Upon oral submission, the attention of plaintiffs' counsel was directed to the case of Livingston v. Waggoner, supra, and counsel then disclaimed any reliance upon it and declared that such a doctrine had no application to the case presented by plaintiffs in error.

It has often been declared that where the trial is upon a certain assumption or theory and briefed in the appellate court thereon, it will be decided upon the same hypothesis. McCamey v. Hollister (Tex.Civ.App.) 241 S.W. 689; Penn v. Briscoe County (Tex.Civ.App.) 162 S.W. 916; 3 C.J. page 735. The further rule is that where a party induces the court to act upon a certain assumption, such party will not thereafter be heard to say that the assumption is not correct, as in presenting a technical demurrer to the evidence, Railway v. Templeton, 87 Tex. 42, 26 S.W. 1066; inducing submission on a particular theory, Boswell v. Pannell, 107 Tex. 433, 180 S.W. 593; plaintiff consenting to submission of case to jury on certain issues waives all others, Texas Transportation Co. v. Winters (Tex.Com.App.) 222 S.W. 541; G., H. S. A. Ry. v. Price (Tex.Com.App.) 240 S.W. 524; party inducing submission of case to jury cannot claim there was no evidence to justify court's act in so doing; Lake et al. v. Jones Lumber Co. (Tex.Civ.App.) 233 S.W. 1011; Dallas, etc., Club v. Nash (Tex.Civ.App.) 202 S.W. 1032.

Applying the principle above stated to this record, it is clear that the course adopted by plaintiffs waived all questions presented to the trial court, except the claimed right to recover the value of the casinghead gas, because not embraced in the conveyance executed by them.
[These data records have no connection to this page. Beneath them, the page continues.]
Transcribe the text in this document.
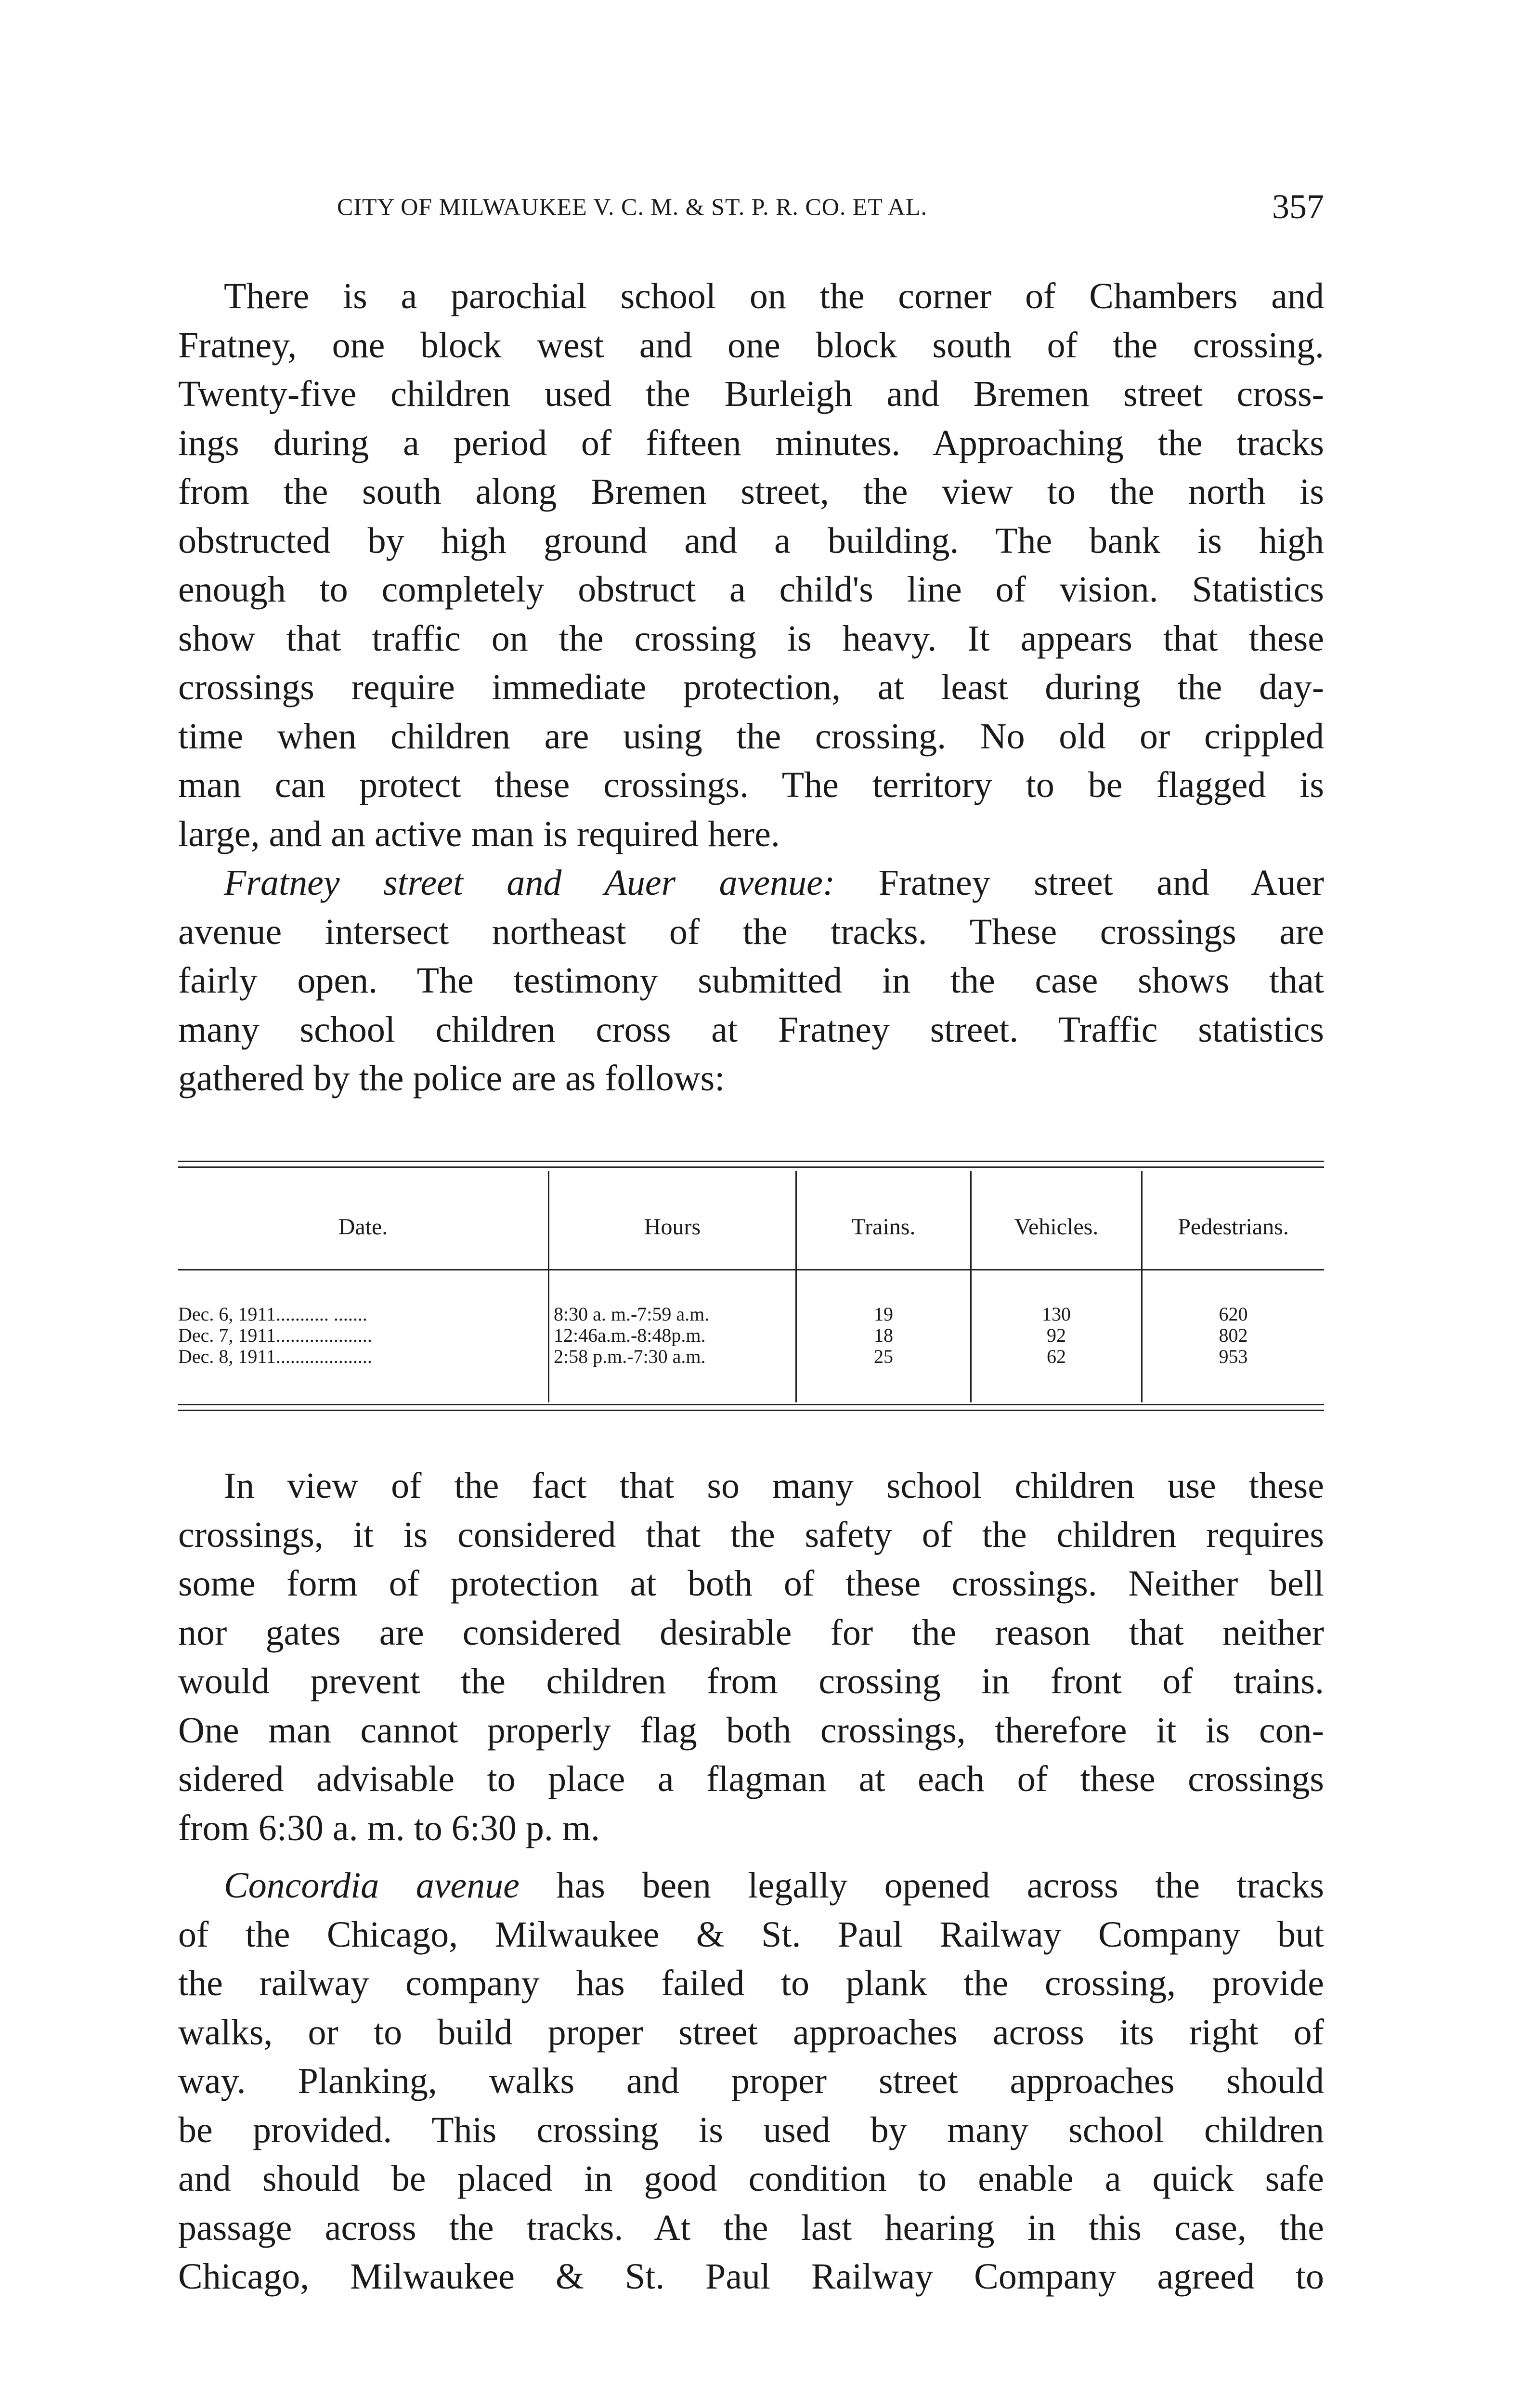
CITY OF MILWAUKEE V. C. M. & ST. P. R. CO. ET AL.	357
There is a parochial school on the corner of Chambers and
Fratney, one block west and one block south of the crossing.
Twenty-five children used the Burleigh and Bremen street cross-
ings during a period of fifteen minutes. Approaching the tracks
from the south along Bremen street, the view to the north is
obstructed by high ground and a building. The bank is high
enough to completely obstruct a child's line of vision. Statistics
show that traffic on the crossing is heavy. It appears that these
crossings require immediate protection, at least during the day-
time when children are using the crossing. No old or crippled
man can protect these crossings. The territory to be flagged is
large, and an active man is required here.
Fratney street and Auer avenue: Fratney street and Auer
avenue intersect northeast of the tracks. These crossings are
fairly open. The testimony submitted in the case shows that
many school children cross at Fratney street. Traffic statistics
gathered by the police are as follows:
Date.	Hours	Trains.	Vehicles.	Pedestrians.
Dec. 6, 1911........... .......	8:30 a. m.-7:59 a.m.	19	130	620
Dec. 7, 1911....................	12:46a.m.-8:48p.m.	18	92	802
Dec. 8, 1911....................	2:58 p.m.-7:30 a.m.	25	62	953
In view of the fact that so many school children use these
crossings, it is considered that the safety of the children requires
some form of protection at both of these crossings. Neither bell
nor gates are considered desirable for the reason that neither
would prevent the children from crossing in front of trains.
One man cannot properly flag both crossings, therefore it is con-
sidered advisable to place a flagman at each of these crossings
from 6:30 a. m. to 6:30 p. m.
Concordia avenue has been legally opened across the tracks
of the Chicago, Milwaukee & St. Paul Railway Company but
the railway company has failed to plank the crossing, provide
walks, or to build proper street approaches across its right of
way. Planking, walks and proper street approaches should
be provided. This crossing is used by many school children
and should be placed in good condition to enable a quick safe
passage across the tracks. At the last hearing in this case, the
Chicago, Milwaukee & St. Paul Railway Company agreed to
Having, as we believe, correctly decided that plaintiffs could not by parol evidence establish a right to recover the very substance named in the grant, and that parol testimony was not admissible to prove that there was an agreement not to convey that which by the plain terms of the writing there was conveyed, it follows appellees' motion for rehearing should be granted, and it is so ordered, and the judgment of the trial court is affirmed.